DifyTap Vulnerabilities Expose AI Data Across Tenants

Recent discoveries have unveiled critical security flaws in Dify, an open-source platform widely utilized for developing and managing AI applications. These vulnerabilities, collectively termed ‘DifyTap,’ pose significant risks by potentially allowing unauthorized access to sensitive AI data across different tenants.

Dify has gained substantial traction in the AI community, boasting over 140,000 stars on GitHub and more than 10 million Docker pulls. Its adoption spans various industries, with enterprises like Volvo, Maersk, Panasonic, and Thermo Fisher integrating it into their AI workflows, chatbots, and retrieval-augmented generation (RAG) pipelines. The platform’s extensive use underscores the potential impact of these security issues.

Unveiling the DifyTap Vulnerabilities

Security researchers have identified four primary vulnerabilities within Dify, two of which are deemed critical:

  • CVE-2026-41947 (CVSS 9.1): This authorization bypass flaw allows authenticated editor users to configure tracing for any application, irrespective of tenant ownership. Exploiting this vulnerability enables attackers to intercept and exfiltrate all messages and model responses from victim applications, effectively creating a persistent data leakage channel.
  • CVE-2026-41948 (CVSS 9.4): A path traversal vulnerability in Dify’s Plugin Daemon service permits unauthenticated attackers to access internal APIs by sending crafted requests. This flaw arises from inadequate input validation, allowing unauthorized access to internal, private endpoints.
  • CVE-2026-41949 (CVSS 6.5): This issue involves an authorization bypass in the file preview endpoint, enabling authenticated users to read up to 3,000 characters of any uploaded document across all tenants and workspaces using only the file’s UUID.
  • CVE-2026-41950 (CVSS 6.5): Another authorization bypass allows authenticated users to read the full contents of files uploaded by other users within the same tenant by supplying an arbitrary file UUID in the files array of a chat-messages request.

These vulnerabilities primarily stem from insufficient tenant isolation and inadequate permission enforcement within Dify’s multi-tenant cloud deployment.
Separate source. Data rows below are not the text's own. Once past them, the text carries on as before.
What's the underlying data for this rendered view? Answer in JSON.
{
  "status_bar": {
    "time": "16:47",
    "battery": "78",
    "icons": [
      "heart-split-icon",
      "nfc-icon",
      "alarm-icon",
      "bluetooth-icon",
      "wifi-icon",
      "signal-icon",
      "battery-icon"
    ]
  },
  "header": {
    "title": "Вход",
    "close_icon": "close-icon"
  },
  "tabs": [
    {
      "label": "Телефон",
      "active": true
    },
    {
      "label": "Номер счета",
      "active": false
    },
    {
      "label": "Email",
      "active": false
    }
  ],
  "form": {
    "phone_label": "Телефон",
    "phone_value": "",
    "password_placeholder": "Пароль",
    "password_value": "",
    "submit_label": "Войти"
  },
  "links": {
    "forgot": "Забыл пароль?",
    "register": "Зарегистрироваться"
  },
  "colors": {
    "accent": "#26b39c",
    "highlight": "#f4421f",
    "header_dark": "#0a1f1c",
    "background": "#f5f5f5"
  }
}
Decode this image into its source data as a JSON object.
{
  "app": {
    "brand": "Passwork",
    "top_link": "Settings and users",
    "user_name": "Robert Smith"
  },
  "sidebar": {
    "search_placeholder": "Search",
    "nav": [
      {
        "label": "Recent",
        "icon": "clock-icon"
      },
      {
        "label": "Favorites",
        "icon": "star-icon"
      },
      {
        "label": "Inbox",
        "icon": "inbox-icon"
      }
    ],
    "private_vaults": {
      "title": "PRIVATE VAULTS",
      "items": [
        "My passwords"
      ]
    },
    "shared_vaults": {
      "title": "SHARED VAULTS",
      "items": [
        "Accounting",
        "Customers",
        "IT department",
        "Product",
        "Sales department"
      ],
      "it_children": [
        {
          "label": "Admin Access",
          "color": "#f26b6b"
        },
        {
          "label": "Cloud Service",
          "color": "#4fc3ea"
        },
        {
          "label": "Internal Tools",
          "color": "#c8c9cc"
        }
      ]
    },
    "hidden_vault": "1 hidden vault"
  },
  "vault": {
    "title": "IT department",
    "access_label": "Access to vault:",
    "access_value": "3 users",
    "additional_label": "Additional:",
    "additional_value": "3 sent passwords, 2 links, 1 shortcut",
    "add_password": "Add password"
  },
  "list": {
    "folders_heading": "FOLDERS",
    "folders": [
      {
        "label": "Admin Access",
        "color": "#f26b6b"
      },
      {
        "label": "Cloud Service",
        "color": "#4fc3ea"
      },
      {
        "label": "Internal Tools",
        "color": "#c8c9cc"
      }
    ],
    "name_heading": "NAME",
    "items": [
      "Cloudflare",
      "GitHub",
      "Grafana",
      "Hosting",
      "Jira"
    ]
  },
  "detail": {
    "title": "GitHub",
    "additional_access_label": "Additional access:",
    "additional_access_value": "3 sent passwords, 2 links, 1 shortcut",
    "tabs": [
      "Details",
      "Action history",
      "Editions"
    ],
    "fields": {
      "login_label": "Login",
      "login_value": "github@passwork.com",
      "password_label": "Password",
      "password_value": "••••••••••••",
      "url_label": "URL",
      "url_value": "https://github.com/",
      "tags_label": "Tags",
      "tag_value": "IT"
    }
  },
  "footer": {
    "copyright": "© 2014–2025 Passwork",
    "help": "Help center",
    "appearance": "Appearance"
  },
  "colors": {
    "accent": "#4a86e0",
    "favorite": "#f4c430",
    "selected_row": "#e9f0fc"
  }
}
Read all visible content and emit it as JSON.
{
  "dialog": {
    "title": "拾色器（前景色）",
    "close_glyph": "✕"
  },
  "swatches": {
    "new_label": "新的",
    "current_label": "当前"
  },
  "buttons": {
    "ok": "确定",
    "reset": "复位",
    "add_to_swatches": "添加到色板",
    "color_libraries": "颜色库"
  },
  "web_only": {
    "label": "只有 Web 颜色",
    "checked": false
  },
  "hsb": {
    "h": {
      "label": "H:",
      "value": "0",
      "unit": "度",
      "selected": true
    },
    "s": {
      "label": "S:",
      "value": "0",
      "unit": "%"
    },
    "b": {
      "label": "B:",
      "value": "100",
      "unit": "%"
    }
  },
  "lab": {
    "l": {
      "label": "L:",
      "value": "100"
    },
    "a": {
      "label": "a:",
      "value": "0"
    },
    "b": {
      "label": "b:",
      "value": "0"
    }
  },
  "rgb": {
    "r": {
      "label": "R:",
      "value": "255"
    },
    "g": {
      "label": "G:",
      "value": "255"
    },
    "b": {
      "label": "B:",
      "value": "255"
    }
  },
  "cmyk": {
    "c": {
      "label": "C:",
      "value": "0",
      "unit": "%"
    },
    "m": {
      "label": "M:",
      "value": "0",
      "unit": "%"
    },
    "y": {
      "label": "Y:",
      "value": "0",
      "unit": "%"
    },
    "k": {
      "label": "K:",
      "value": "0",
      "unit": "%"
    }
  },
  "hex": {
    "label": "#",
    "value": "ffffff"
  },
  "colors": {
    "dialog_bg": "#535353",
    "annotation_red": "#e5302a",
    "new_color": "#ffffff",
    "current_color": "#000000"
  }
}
Such flaws enable attackers to access data belonging to other customers, posing significant privacy and security concerns.

Broader Implications and Mitigation Measures

Beyond the identified vulnerabilities, researchers discovered that Dify was utilizing an outdated version of PDFium, a C++ library for PDF rendering. This version is susceptible to CVE-2024-5846, a use-after-free bug that could lead to heap corruption via a crafted PDF file. The presence of this outdated component highlights the challenges in maintaining secure dependencies within AI platforms.

In response to these findings, Dify has released version 1.14.2, addressing CVE-2026-41947, CVE-2026-41949, and CVE-2026-41950. A fix for CVE-2026-41948 has been merged and is expected in an upcoming release. Organizations utilizing Dify are strongly advised to upgrade to the latest version promptly. Additionally, implementing Web Application Firewall (WAF) rules to block path traversal attacks, monitoring plugin and file-related endpoints for suspicious activity, and limiting public exposure of Dify instances are recommended to mitigate potential risks.

These vulnerabilities underscore the critical importance of robust security measures in AI platforms, especially those operating in multi-tenant environments. As AI systems become increasingly integral to various industries, ensuring their security is paramount to protect sensitive data and maintain user trust.